The castorFreeSlots variable indicates how many more objects a node can hold before it exhausts its memory index. If this occurs, the node is unable to store additional objects until objects are deleted or moved to other cluster nodes (or more RAM is added to the node). The free slots is indicates how much RAM is required per object. For more information, see the section on memory effects on node storage in the chapter on hardware considerations in the Netmail Store Getting Started Guide.

To compute the amount of disk space that is available for writing content, add the values volFreeMbytes and volTrappedMbytes. Thus, the percent free space on a disk volume is:

(volFreeMbytes + volTrappedMbytes) / volMaxMbytes

Similarly, the percent of space being used by current content is:

volUsedMbytes / volMaxMbytes

These disk usage variables can be totaled for all disk volumes in a node and all nodes in a cluster to produce capacity utilization reports.

Client Activity Reporting

You can collect and report the amount of client activity received by the nodes to understand the end-user usage patterns and identify nodes that may be receiving significantly more activity than others.
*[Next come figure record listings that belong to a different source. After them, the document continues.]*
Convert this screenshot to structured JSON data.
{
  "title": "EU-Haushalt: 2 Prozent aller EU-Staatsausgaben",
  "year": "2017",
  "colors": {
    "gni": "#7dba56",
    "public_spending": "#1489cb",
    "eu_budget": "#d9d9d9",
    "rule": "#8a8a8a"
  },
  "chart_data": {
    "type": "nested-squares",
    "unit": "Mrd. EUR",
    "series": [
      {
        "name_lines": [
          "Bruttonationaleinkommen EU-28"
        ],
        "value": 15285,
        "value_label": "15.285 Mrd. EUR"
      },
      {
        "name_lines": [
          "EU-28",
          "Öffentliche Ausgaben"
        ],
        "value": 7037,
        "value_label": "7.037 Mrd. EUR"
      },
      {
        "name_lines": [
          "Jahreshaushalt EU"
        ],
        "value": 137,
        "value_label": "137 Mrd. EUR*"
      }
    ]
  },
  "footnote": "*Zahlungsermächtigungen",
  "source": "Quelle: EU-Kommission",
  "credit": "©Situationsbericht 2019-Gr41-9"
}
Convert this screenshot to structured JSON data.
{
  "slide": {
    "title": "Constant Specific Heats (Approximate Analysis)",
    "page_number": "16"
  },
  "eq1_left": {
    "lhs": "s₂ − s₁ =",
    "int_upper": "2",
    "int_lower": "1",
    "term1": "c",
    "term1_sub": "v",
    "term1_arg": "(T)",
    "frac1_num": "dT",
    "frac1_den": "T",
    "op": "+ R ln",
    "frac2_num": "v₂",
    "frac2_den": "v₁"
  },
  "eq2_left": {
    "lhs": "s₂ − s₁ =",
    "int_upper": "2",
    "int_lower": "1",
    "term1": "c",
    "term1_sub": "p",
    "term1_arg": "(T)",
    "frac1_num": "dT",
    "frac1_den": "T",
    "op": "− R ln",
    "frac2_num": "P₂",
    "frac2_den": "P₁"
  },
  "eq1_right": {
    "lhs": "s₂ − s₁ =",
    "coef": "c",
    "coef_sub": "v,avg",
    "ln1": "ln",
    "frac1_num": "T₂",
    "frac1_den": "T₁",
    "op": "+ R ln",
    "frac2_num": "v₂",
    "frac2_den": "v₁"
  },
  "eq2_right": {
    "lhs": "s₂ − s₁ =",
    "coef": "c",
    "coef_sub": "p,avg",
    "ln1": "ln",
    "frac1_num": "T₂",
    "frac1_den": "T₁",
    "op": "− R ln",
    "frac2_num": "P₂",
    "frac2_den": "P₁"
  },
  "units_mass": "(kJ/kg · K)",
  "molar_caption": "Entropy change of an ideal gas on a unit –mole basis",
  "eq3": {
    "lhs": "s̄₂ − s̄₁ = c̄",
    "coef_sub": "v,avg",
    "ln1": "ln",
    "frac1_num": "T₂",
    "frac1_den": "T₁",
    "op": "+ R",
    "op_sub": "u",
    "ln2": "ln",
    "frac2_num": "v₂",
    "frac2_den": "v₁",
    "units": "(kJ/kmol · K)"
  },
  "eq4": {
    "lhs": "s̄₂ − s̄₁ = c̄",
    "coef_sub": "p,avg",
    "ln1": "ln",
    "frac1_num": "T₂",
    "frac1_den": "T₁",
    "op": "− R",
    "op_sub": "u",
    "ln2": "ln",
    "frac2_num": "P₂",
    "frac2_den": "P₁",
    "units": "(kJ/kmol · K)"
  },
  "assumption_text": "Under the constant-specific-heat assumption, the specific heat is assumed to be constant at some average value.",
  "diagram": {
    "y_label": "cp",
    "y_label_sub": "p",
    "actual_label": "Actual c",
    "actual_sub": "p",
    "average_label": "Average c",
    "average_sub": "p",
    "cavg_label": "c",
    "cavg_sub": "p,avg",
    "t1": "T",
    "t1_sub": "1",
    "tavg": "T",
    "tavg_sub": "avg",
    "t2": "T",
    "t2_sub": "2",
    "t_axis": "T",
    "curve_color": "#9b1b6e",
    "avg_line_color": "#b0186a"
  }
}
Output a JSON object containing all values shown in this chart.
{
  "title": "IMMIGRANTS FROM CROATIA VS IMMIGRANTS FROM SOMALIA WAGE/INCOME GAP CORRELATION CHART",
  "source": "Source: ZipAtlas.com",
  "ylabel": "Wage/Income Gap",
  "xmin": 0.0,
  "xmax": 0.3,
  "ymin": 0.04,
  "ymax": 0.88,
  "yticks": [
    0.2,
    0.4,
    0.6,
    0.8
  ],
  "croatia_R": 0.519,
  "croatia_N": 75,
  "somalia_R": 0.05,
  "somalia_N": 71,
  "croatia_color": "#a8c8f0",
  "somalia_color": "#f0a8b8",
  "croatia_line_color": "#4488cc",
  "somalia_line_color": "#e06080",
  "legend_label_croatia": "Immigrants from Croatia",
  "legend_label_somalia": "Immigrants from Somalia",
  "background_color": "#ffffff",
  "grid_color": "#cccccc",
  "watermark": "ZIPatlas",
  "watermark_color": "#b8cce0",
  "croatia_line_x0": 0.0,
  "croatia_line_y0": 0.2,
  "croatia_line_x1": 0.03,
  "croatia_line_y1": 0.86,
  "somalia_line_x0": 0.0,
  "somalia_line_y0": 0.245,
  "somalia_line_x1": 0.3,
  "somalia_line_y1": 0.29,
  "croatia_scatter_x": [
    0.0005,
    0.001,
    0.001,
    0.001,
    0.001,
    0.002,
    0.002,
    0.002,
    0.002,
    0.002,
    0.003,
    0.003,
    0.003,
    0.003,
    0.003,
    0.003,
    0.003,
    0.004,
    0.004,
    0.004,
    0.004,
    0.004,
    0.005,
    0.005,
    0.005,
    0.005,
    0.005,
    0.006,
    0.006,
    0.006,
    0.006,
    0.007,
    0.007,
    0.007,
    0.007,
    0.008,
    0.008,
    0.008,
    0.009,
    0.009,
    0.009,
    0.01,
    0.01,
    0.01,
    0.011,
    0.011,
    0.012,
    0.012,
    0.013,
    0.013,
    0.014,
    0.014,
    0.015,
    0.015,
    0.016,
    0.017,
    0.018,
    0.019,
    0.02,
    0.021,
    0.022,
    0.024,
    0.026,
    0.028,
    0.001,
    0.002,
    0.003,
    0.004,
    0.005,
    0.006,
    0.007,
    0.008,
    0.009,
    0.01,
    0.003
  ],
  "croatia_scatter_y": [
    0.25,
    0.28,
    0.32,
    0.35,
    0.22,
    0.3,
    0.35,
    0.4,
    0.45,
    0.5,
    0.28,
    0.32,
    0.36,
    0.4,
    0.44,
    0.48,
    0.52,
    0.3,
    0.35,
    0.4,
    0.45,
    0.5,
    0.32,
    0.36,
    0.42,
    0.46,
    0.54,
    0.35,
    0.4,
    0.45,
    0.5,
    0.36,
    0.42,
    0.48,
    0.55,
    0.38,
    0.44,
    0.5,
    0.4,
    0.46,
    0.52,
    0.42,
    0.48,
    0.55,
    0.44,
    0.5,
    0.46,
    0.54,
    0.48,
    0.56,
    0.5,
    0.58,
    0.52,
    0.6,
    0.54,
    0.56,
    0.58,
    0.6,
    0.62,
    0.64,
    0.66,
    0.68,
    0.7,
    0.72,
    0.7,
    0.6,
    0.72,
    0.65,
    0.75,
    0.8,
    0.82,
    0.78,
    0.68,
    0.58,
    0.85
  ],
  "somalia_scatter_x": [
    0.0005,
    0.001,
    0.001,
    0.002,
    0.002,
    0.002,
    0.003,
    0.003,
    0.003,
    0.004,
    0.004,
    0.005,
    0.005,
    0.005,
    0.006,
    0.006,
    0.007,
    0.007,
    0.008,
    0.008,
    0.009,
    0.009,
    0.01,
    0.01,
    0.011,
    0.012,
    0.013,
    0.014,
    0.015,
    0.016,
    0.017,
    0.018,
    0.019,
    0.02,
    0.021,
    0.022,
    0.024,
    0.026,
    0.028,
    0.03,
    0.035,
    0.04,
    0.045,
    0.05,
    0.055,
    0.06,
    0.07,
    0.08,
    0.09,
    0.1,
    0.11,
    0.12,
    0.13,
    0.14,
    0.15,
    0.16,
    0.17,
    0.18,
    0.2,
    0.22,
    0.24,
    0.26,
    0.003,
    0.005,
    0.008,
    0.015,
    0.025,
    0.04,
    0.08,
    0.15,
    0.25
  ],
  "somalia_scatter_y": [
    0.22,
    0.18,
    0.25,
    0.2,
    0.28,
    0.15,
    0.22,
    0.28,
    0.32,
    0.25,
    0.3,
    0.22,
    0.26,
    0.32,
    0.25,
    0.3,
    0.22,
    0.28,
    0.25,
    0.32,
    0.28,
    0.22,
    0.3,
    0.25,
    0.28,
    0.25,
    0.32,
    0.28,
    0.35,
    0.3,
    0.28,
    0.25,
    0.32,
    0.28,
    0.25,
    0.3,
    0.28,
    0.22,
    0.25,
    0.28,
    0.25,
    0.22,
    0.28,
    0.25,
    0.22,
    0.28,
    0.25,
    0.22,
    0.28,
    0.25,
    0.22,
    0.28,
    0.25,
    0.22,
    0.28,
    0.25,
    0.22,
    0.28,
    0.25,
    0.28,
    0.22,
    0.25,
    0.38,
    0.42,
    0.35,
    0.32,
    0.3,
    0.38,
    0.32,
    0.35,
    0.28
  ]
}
The resulting value can indicate a poor primary access node selection mechanism in the client application code.

The following SNMP variables indicate client request activity on a Netmail Store node.

  • caringo.castor.scsp.writes
  • caringo.castor.scsp.reads
  • caringo.castor.scsp.infos
  • caringo.castor.scsp.deletes
  • caringo.castor.scsp.errors
  • caringo.castor.scsp.updates
  • caringo.castor.scsp.copies
  • caringo.castor.scsp.appends

SNMP Repository Dump

The SNMP Repository Dump page provides node-specific information that is not available in the Netmail Store Admin Console.

To access the SNMP Repository Dump page for a cluster node:

1. Open the Netmail Store Admin Console.

2. In the Node IP column, click the IP address of the target node.

3. Scroll down and maximize Node Info.

4. Scroll down and click SNMP Repository.